実家のおじいちゃんが死んだ。
知らせを受けて、旦那さんと息子と浜松に戻る道すがら、こんなことを考えた。 

「息子が産まれたから、おじいちゃんは死んだんだろうな」

命には順番がある。
誰かが産まれて、誰かが死ぬ。

今まで、身近な人が死んだことがなかったから、私にとっては初めてのリアルな「死」のはずだった。
でも、お棺の中のおじいちゃんは、私の知っているおじいちゃんじゃなかった。
色黒だった肌はおしろいで白くなり、頬は大きく痩せこけていた。

偽物みたい。

お棺の中のおじいちゃんを見た、率直な感想だった。
私の半歩前に横たわっているのが、死んだおじいちゃんとはどうしても思えない。

お葬式の最後、おじいちゃんのお棺の中に黄色いお花をそっと添えた。
「おじいちゃん、痩せちゃったね」
そう言葉にしてみたけど、その言葉はどこかふわふわしていた。

おかあさんとおばさんはボロボロ泣いていた。

結局最後まで、おじいちゃんが死んだという実感は湧かなかった。
まだ、私の中のおじいちゃんは、わがままで頑固で、どこまでも強いおじいちゃんのまま。

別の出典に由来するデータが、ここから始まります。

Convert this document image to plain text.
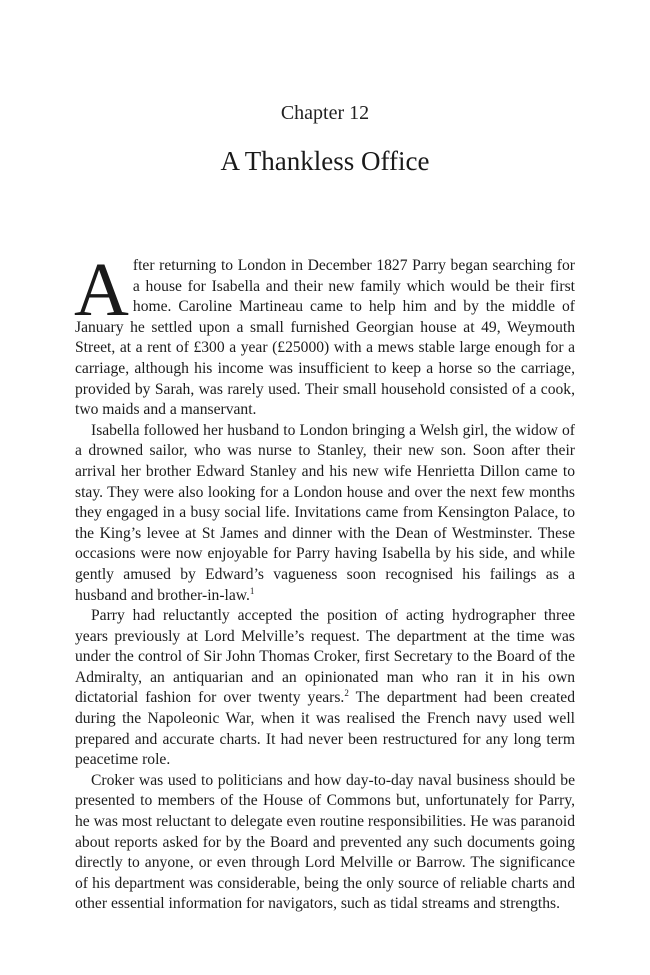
Chapter 12
A Thankless Office

After returning to London in December 1827 Parry began searching for a house for Isabella and their new family which would be their first home. Caroline Martineau came to help him and by the middle of January he settled upon a small furnished Georgian house at 49, Weymouth Street, at a rent of £300 a year (£25000) with a mews stable large enough for a carriage, although his income was insufficient to keep a horse so the carriage, provided by Sarah, was rarely used. Their small household consisted of a cook, two maids and a manservant.

Isabella followed her husband to London bringing a Welsh girl, the widow of a drowned sailor, who was nurse to Stanley, their new son. Soon after their arrival her brother Edward Stanley and his new wife Henrietta Dillon came to stay. They were also looking for a London house and over the next few months they engaged in a busy social life. Invitations came from Kensington Palace, to the King’s levee at St James and dinner with the Dean of Westminster. These occasions were now enjoyable for Parry having Isabella by his side, and while gently amused by Edward’s vagueness soon recognised his failings as a husband and brother-in-law.$^1$

Parry had reluctantly accepted the position of acting hydrographer three years previously at Lord Melville’s request. The department at the time was under the control of Sir John Thomas Croker, first Secretary to the Board of the Admiralty, an antiquarian and an opinionated man who ran it in his own dictatorial fashion for over twenty years.$^2$ The department had been created during the Napoleonic War, when it was realised the French navy used well prepared and accurate charts. It had never been restructured for any long term peacetime role.

Croker was used to politicians and how day-to-day naval business should be presented to members of the House of Commons but, unfortunately for Parry, he was most reluctant to delegate even routine responsibilities. He was paranoid about reports asked for by the Board and prevented any such documents going directly to anyone, or even through Lord Melville or Barrow. The significance of his department was considerable, being the only source of reliable charts and other essential information for navigators, such as tidal streams and strengths.
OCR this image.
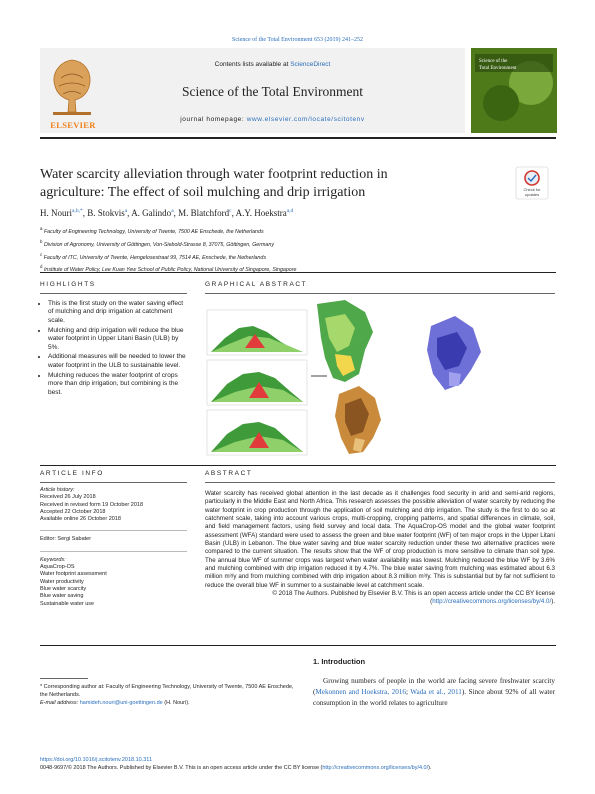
Science of the Total Environment 653 (2019) 241–252
ELSEVIER
Contents lists available at ScienceDirect
Science of the Total Environment
journal homepage: www.elsevier.com/locate/scitotenv
Science of the
Total Environment
Water scarcity alleviation through water footprint reduction in
agriculture: The effect of soil mulching and drip irrigation	Check for
updates
H. Nouri$^{a,b,*}$, B. Stokvis$^a$, A. Galindo$^a$, M. Blatchford$^c$, A.Y. Hoekstra$^{a,d}$
$^a$ Faculty of Engineering Technology, University of Twente, 7500 AE Enschede, the Netherlands
$^b$ Division of Agronomy, University of Göttingen, Von-Siebold-Strasse 8, 37075, Göttingen, Germany
$^c$ Faculty of ITC, University of Twente, Hengelosestraat 99, 7514 AE, Enschede, the Netherlands
$^d$ Institute of Water Policy, Lee Kuan Yew School of Public Policy, National University of Singapore, Singapore
HIGHLIGHTS
• This is the first study on the water saving effect of mulching and drip irrigation at catchment scale.
• Mulching and drip irrigation will reduce the blue water footprint in Upper Litani Basin (ULB) by 5%.
• Additional measures will be needed to lower the water footprint in the ULB to sustainable level.
• Mulching reduces the water footprint of crops more than drip irrigation, but combining is the best.
GRAPHICAL ABSTRACT
ARTICLE INFO
Article history:
Received 26 July 2018
Received in revised form 19 October 2018
Accepted 22 October 2018
Available online 26 October 2018
Editor: Sergi Sabater
Keywords:
AquaCrop-OS
Water footprint assessment
Water productivity
Blue water scarcity
Blue water saving
Sustainable water use
ABSTRACT
Water scarcity has received global attention in the last decade as it challenges food security in arid and semi-arid regions, particularly in the Middle East and North Africa. This research assesses the possible alleviation of water scarcity by reducing the water footprint in crop production through the application of soil mulching and drip irrigation. The study is the first to do so at catchment scale, taking into account various crops, multi-cropping, cropping patterns, and spatial differences in climate, soil, and field management factors, using field survey and local data. The AquaCrop-OS model and the global water footprint assessment (WFA) standard were used to assess the green and blue water footprint (WF) of ten major crops in the Upper Litani Basin (ULB) in Lebanon. The blue water saving and blue water scarcity reduction under these two alternative practices were compared to the current situation. The results show that the WF of crop production is more sensitive to climate than soil type. The annual blue WF of summer crops was largest when water availability was lowest. Mulching reduced the blue WF by 3.6% and mulching combined with drip irrigation reduced it by 4.7%. The blue water saving from mulching was estimated about 6.3 million m³/y and from mulching combined with drip irrigation about 8.3 million m³/y. This is substantial but by far not sufficient to reduce the overall blue WF in summer to a sustainable level at catchment scale.
© 2018 The Authors. Published by Elsevier B.V. This is an open access article under the CC BY license (http://creativecommons.org/licenses/by/4.0/).
1. Introduction
Growing numbers of people in the world are facing severe freshwater scarcity (Mekonnen and Hoekstra, 2016; Wada et al., 2011). Since about 92% of all water consumption in the world relates to agriculture
* Corresponding author at: Faculty of Engineering Technology, University of Twente, 7500 AE Enschede, the Netherlands.
E-mail address: hamideh.nouri@uni-goettingen.de (H. Nouri).
https://doi.org/10.1016/j.scitotenv.2018.10.311
0048-9697/© 2018 The Authors. Published by Elsevier B.V. This is an open access article under the CC BY license (http://creativecommons.org/licenses/by/4.0/).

きっと、おじいちゃんの死は、これから私にやってくるんだろうな。
おじいちゃんが当たり前にいないことが、おじいちゃんの死を実感させるんだろう。

生と死。
生とは、当たり前にここに存在するということ。
死とは、当たり前にここに存在しないということ。

そのことを、息子とおじいちゃんが教えてくれた。